Review

Roman J. Israel, Esq.

Denzel Washington takes on the role of a socially incompetent legal savant in Dan Gilroy’s Roman J. Israel, Esq.
Denzel Washington takes on the role of a socially incompetent legal savant in Dan Gilroy’s Roman J. Israel, Esq.

You get the sense Denzel Washington is looking for new mountains to climb. Having previously ascended all the smaller peaks en route to summiting on Mount Icon, where he firmly planted his flag, Washington has been in search of new territory.

The last couple of years has seen him swinging back and forth between labors of love and much more conventional movie star gumbo.

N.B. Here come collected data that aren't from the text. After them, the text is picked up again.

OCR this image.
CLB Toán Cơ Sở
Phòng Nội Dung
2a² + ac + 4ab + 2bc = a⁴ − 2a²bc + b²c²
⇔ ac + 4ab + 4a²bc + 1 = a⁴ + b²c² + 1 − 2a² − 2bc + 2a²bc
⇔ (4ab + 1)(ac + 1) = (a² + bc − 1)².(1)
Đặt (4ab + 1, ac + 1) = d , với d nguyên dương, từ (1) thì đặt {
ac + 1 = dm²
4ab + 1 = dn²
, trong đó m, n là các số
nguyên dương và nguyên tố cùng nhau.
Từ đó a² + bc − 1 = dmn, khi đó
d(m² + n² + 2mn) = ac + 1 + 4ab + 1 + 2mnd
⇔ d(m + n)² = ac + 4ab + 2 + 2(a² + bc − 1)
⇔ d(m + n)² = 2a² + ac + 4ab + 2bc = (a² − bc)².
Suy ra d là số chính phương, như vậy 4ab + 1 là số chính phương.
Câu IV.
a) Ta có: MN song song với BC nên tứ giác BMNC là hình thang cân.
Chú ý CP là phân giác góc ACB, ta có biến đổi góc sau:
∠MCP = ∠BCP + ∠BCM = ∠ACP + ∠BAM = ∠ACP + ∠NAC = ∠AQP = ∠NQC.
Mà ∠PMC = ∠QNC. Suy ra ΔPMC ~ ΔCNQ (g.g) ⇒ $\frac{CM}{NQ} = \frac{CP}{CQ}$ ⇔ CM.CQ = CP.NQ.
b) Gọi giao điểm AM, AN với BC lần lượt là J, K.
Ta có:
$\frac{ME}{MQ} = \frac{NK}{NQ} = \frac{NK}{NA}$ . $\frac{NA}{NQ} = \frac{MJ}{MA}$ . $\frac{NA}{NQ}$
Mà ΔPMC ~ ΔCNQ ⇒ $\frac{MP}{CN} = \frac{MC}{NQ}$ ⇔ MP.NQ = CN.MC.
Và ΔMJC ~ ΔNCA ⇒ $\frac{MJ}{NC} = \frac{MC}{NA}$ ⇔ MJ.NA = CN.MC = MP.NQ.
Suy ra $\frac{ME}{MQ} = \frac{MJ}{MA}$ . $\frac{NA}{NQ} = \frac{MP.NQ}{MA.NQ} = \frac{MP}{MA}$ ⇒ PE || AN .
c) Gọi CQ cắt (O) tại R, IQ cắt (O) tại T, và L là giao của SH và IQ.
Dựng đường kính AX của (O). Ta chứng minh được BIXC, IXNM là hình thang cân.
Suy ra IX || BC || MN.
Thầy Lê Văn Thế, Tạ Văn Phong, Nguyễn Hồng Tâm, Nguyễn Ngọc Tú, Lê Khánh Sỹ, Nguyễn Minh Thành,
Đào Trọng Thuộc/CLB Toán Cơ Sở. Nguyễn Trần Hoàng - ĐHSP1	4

You can imagine a man with his extraordinary talents and proclivities would relish the opportunity to try something different and counter to his image, and in portraying Dan Gilroy's title character, he has certainly found one.

Roman J. Israel, Esq.

82 Cast: Denzel Washington, Colin Farrell, Carmen Ejogo, Hugo Armstrong, Nanzeen Contractor, Lynda Gravatt, Sam Gilroy

Director: Dan Gilroy

Rating: PG-13

Running time: 2 hours, 9 minutes

Roman J. Israel is a longtime behind-the-scenes criminal and civil rights lawyer with a direct and somewhat peculiar way of going about things. Working with his longtime partner, a man we never meet but are told about in hallowed tones, Roman was allowed to be master of his own tiny domain, making $500 a week using his savant-like memory and legal mind to trapeze around in law books, filing motions, setting appeals, and living a bit like an eccentric scientist left to his own set of beakers in an otherwise empty laboratory.

With his penchant for jazz -- he nearly always has headphones on when enduring the outside world -- and his passion for social change and advocacy, he makes for a fascinating sort of character, but a pretty dubious lawyer. This only becomes more obvious when his longtime law firm partner has a heart attack and is in a vegetative state. Another lawyer is brought in by the family to clean up the books and close out the remaining cases, and that's when Roman's carefully laid-out life becomes turned upside down. The lawyer, George Pierce (Colin Farrell) is everything Roman is not: successful and slick, with a host of expensive tailored suits, a ripping BMW, and a booming firm of his own in a swank L.A. high-rise. Seeing something of his old mentor -- Roman's former partner -- in him, Pierce brings Roman on board, shuttling a sweep of low-income cases his way, despite Roman's obvious discomfort at working in such a place.

It is not a good fit, to say the least, and inside of a week, Roman has insulted the other bigwigs, misrepresented a client, and put himself on the precipice of being fired. Quite literally having nowhere else to go, not even a civil rights organization led by the captivating Maya Alston (Carmen Ejogo), who sees in him something of an inspiration, Roman is forced to make do as best he can until fate throws him a different possibility.

Washington clearly has a lot of fun inhabiting Roman's shambling gait, his social miscues, and his inability to stay his mouth, even when its clear its to his detriment. In one memorable scene, with Roman appealing for a job, his embarrassment and humiliation actually bring tears rolling down his cheeks. It is through Washington's genius, the suppression of his formidable star power, that makes a man like Roman able to slip through the streets with his enormous briefcase, virtually unnoticed.

Gilroy could have played this as a show of the character's honor, a testament to his super-human convictions, but instead, we see Roman as vaguely pathetic, aging right out of contemporary culture. At a civil rights meeting set up by Maya, he doesn't last three minutes in front of the group before running afoul of millennials who take umbrage with his sense of decorum.

The ending of the film comes abruptly, with much relying upon a peculiar and not entirely convincing change of heart from a character previously shown to be rather heartless.